My car (automatic) was almost towed (boo, hoo, hoo, pity me...). Anyway...the *ock *ucker had the chains hooked up to the tow hooks on the back of my car when I arrived at the scene.  So to make a long story short, I asked him: "I have a question for you. How did you plan on towing my car (onto a flat bed) while it was in"P?" The mofo said "Not a problem, we do it all the time." 

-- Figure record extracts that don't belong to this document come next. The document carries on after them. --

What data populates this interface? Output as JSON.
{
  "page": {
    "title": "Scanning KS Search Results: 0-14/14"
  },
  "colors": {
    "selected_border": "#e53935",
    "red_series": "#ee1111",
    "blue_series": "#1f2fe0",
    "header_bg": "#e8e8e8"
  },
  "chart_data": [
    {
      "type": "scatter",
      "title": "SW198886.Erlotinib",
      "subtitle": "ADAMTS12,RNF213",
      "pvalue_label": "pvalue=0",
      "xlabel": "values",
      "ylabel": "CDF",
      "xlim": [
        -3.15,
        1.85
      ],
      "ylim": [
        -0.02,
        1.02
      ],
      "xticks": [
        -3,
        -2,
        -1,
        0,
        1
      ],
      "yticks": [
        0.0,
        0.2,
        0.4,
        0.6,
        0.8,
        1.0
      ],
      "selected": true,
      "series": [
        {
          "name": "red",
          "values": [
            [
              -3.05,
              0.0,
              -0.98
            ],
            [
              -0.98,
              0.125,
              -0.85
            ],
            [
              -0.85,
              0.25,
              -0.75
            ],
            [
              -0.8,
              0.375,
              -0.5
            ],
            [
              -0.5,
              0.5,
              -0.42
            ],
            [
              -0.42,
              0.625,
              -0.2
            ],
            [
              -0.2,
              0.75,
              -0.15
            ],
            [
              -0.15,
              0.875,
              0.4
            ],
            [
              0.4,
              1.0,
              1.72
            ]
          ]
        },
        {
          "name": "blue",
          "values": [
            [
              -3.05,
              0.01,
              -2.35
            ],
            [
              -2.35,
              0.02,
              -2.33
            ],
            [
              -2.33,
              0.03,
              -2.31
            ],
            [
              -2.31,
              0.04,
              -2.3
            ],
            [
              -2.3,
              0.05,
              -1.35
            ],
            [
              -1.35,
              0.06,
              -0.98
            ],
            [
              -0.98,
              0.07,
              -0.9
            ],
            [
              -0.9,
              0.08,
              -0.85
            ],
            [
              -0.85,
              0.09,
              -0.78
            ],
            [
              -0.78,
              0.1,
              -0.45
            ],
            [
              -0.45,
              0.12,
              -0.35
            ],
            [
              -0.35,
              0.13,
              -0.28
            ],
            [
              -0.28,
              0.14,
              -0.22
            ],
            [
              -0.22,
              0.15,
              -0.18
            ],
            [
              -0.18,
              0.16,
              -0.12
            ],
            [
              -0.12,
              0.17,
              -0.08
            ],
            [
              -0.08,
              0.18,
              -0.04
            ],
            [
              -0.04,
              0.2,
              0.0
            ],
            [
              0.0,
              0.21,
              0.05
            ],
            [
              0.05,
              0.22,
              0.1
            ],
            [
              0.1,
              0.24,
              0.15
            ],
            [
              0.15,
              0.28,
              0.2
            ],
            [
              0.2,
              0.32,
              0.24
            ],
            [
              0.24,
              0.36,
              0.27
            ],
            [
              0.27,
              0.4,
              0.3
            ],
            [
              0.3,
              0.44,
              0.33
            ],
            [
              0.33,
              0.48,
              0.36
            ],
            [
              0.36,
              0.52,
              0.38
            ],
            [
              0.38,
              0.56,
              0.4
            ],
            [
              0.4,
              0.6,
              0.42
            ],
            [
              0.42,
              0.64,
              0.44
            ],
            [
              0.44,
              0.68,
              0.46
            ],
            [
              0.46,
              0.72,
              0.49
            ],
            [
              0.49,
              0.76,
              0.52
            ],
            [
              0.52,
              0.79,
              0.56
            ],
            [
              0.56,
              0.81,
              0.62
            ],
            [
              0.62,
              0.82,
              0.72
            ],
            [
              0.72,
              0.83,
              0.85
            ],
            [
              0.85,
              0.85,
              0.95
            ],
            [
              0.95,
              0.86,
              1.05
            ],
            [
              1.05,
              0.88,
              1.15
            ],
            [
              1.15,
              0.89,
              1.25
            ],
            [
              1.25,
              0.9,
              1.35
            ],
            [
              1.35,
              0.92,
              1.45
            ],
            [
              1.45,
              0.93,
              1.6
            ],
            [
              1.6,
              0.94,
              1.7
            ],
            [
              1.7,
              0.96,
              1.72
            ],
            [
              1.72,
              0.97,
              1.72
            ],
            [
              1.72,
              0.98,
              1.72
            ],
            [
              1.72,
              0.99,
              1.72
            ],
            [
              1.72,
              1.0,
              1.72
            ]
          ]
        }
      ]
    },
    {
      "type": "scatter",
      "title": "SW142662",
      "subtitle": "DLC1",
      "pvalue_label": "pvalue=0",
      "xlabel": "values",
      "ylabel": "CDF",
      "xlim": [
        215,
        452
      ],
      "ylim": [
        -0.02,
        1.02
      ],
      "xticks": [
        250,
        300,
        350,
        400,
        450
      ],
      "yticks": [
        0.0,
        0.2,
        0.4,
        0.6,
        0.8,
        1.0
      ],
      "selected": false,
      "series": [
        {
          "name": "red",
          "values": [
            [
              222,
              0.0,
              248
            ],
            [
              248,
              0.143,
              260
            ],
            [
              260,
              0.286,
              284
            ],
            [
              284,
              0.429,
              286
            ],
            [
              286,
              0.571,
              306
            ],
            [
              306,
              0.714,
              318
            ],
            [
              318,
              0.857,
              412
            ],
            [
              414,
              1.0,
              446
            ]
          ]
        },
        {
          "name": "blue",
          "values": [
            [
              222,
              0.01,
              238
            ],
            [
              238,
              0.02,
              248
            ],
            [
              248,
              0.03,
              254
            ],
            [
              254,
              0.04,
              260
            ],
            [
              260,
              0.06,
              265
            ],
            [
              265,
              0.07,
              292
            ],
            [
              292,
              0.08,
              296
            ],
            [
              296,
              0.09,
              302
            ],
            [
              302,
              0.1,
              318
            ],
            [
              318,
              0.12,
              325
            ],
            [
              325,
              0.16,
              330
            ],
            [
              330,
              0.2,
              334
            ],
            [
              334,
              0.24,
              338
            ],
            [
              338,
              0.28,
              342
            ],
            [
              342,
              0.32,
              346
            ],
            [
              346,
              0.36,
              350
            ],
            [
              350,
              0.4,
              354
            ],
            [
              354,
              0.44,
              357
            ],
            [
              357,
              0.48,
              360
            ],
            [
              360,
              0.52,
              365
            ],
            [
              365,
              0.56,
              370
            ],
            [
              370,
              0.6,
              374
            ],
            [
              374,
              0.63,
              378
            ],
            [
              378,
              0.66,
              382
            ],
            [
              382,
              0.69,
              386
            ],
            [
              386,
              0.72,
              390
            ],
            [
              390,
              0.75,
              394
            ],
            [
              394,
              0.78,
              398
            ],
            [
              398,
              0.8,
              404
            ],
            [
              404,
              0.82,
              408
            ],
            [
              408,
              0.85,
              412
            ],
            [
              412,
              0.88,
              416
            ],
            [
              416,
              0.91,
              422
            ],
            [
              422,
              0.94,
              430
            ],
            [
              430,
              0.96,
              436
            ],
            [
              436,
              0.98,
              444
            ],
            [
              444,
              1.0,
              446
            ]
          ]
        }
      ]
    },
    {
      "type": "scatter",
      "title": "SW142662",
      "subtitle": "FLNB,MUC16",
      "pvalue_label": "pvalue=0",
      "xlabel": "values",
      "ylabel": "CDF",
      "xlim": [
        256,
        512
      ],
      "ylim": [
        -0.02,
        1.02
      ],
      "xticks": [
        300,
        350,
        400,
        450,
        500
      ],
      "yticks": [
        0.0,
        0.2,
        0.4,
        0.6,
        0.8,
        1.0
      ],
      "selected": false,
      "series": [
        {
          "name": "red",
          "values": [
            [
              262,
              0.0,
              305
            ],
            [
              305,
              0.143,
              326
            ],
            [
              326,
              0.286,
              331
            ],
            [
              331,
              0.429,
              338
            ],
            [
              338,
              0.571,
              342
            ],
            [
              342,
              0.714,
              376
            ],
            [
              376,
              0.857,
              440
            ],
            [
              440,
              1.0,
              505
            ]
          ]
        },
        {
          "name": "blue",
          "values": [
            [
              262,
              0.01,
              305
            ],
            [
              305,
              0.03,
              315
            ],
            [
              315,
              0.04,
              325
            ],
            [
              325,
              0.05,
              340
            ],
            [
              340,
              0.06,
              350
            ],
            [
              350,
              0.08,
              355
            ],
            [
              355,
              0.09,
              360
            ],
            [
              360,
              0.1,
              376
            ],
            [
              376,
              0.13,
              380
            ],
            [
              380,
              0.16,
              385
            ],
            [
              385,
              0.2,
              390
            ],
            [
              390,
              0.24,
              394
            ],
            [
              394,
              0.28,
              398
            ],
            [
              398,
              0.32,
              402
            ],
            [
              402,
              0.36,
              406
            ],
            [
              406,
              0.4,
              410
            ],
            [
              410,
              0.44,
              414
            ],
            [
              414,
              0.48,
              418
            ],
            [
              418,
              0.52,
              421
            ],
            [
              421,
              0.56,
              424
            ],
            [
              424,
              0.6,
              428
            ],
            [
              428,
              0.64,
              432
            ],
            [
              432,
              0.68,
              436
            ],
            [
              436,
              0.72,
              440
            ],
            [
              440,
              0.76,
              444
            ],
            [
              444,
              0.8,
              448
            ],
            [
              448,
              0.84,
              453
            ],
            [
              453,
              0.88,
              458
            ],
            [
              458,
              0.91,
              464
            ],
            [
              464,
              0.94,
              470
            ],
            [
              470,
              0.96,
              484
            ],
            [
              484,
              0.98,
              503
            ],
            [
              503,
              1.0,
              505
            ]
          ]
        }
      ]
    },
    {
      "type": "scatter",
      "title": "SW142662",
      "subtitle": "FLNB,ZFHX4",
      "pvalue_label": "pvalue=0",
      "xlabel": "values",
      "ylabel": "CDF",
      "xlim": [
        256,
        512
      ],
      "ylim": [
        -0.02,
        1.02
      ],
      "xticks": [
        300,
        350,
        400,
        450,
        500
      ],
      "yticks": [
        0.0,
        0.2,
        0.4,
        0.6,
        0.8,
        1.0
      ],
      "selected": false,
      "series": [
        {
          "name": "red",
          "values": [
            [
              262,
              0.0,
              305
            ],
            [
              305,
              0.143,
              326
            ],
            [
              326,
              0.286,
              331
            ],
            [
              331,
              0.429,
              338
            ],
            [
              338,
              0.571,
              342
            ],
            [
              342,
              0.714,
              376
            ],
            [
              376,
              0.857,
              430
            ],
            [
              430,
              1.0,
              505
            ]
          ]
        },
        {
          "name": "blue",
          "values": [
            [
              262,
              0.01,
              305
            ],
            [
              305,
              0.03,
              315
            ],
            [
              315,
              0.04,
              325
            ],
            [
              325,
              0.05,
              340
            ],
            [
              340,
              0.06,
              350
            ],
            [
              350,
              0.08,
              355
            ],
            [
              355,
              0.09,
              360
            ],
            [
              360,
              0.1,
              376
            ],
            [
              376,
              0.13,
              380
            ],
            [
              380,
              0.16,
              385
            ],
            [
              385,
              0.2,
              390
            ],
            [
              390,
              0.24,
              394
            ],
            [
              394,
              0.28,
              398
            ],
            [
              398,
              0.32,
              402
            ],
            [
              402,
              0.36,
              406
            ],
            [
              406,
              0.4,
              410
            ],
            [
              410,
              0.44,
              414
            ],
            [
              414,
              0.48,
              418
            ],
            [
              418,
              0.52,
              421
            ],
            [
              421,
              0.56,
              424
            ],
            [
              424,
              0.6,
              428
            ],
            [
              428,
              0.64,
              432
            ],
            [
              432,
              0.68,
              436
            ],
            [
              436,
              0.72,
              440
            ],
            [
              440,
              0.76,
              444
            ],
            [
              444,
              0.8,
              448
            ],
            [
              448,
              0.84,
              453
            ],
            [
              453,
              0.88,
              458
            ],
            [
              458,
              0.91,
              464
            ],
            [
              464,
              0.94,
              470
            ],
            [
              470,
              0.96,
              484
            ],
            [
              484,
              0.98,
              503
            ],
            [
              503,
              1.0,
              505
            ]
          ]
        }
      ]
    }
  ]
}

Wouldn't this break the parking pawl? Well in retrospect I guess not because he's a "professional" towing operator but still towing a car while in "P" seems awfully brutal to me. What do y'all think?


----------



## James (Apr 29, 2002)

no you're right, the car should be towed in neutral with the driving wheels off the ground


----------



## Adam (Apr 30, 2002)

Some stolen and stripped caddy that ended up in my apt parking lot got dragged up onto the towtruck, and I mean dragged since it had no wheels, he just pulled it up sliding on the underbody.


----------



## Middy (Apr 30, 2002)

Never underestimate the stupidity of people, even if it's their job.  Even if he was correct, you should still have the right to ask him to tow it in neutral with the drive wheels off the ground. It's your car!


----------



## Centurion (Sep 5, 2002)

Well it was illegally parked so that's why it was about to be dragged in "P" onto his flat bed truck. I just happened to walk out and catch him before he did it.


----------



## dry (Oct 21, 2002)

if your illegally parked what did you expect. It isnt his job to put it in nuetral, its yours to not park it in a tow zone. I'm not bieng a dick, but its just the guys job.


----------



## Centurion (Sep 5, 2002)

DryBoy said:


> *if your illegally parked what did you expect. *


The purpose of the post wasn't to debate/whine about my parking decisions, I just wanted to know how it's possible to tow a car in "P" without damage.


----------



## 9double8 (Jul 9, 2002)

city of chicago does it all the time...tows in park...unless you need the tow...but if you are park in a wrong spot..they will drag it on the flat bed or just use a wrecker and crack your front spoiler and say they found it like that when they towed it...happed to a friend..thats why i dont do it..


----------